Eric Hanson, Principal Product Manager at MemSQL, is an accomplished data professional with decades of relevant experience. This is an edited transcript of a webinar on time series data that he recently delivered for developer website DZone. Eric provided an architect’s view on how the legacy database limits of the past can be solved with scalable SQL. He shows how challenging workloads like time series and big data analytics are addressed by MemSQL, without sacrificing the familiarity of ANSI SQL. You can view the webinar on DZone.
Time series data is getting more and more interest as companies seek to get more value out of the data they have – and the data they can get in the future. MemSQL is the world’s fastest database – typically 10 times faster, and three times more cost effective, than competing databases. MemSQL is a fully scalable relational database that supports structured and semi-structured data, with schema and ANSI SQL compatibility.
MemSQL has features that support time series use cases. For time series data, key strengths of MemSQL include a very high rate of data ingest, with processing on ingest as needed; very fast queries; and high concurrency on queries.
Key industries with intensive time series requirements that are using MemSQL today include energy and utilities; financial services; media and telecommunications; and high technology. These are not all the industries that are using MemSQL, but these four in particular, we have a lot of customers in these industries and these industries use time series data.
Introduction to MemSQL
MemSQL has a very wide range of attributes that make it a strong candidate for time series workloads. You can see from the chart that MemSQL connects to a very wide range of other data technologies; supports applications, business intelligence (BI) tools, and ad hoc queries; and runs everywhere – on bare metal or in the cloud, in virtual machines or containers, or as a service. No matter where you run it, MemSQL is highly scalable. It has a scale-out, shared-nothing architecture.

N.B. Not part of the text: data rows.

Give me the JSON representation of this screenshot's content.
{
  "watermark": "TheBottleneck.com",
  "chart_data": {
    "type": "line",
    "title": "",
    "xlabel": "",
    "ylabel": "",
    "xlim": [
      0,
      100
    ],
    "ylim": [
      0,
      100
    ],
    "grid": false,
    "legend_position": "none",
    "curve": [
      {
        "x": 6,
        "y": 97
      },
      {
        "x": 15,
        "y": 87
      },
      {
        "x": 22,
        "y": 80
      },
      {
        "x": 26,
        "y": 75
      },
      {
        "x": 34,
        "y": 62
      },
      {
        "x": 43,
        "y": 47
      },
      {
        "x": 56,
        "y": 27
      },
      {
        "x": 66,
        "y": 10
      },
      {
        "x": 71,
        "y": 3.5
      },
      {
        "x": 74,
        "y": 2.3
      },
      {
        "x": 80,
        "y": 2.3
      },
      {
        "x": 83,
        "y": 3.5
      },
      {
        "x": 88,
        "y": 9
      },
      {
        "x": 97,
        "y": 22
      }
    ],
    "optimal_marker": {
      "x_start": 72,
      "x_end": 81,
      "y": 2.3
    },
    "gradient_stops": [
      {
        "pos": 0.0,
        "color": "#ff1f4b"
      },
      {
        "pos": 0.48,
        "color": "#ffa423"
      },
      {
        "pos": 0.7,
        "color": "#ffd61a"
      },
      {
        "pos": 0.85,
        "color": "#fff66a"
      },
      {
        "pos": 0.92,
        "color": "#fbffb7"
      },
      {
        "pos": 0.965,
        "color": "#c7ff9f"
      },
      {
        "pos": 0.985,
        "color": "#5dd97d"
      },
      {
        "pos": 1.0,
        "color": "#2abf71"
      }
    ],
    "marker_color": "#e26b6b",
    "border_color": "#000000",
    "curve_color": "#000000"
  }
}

The MemSQL database has a very broad ecosystem of tools that work well with it. On the left of the diagram are major data sources that work with MemSQL.
MemSQL has a very high-speed ability to ingest data. That includes fast bulk loading and streaming data with our Pipelines feature.
MemSQL is partnering with a company to build connectors to relational data stores. We support loading and conductivity with data lakes including Hadoop, HDFS, and Amazon S3.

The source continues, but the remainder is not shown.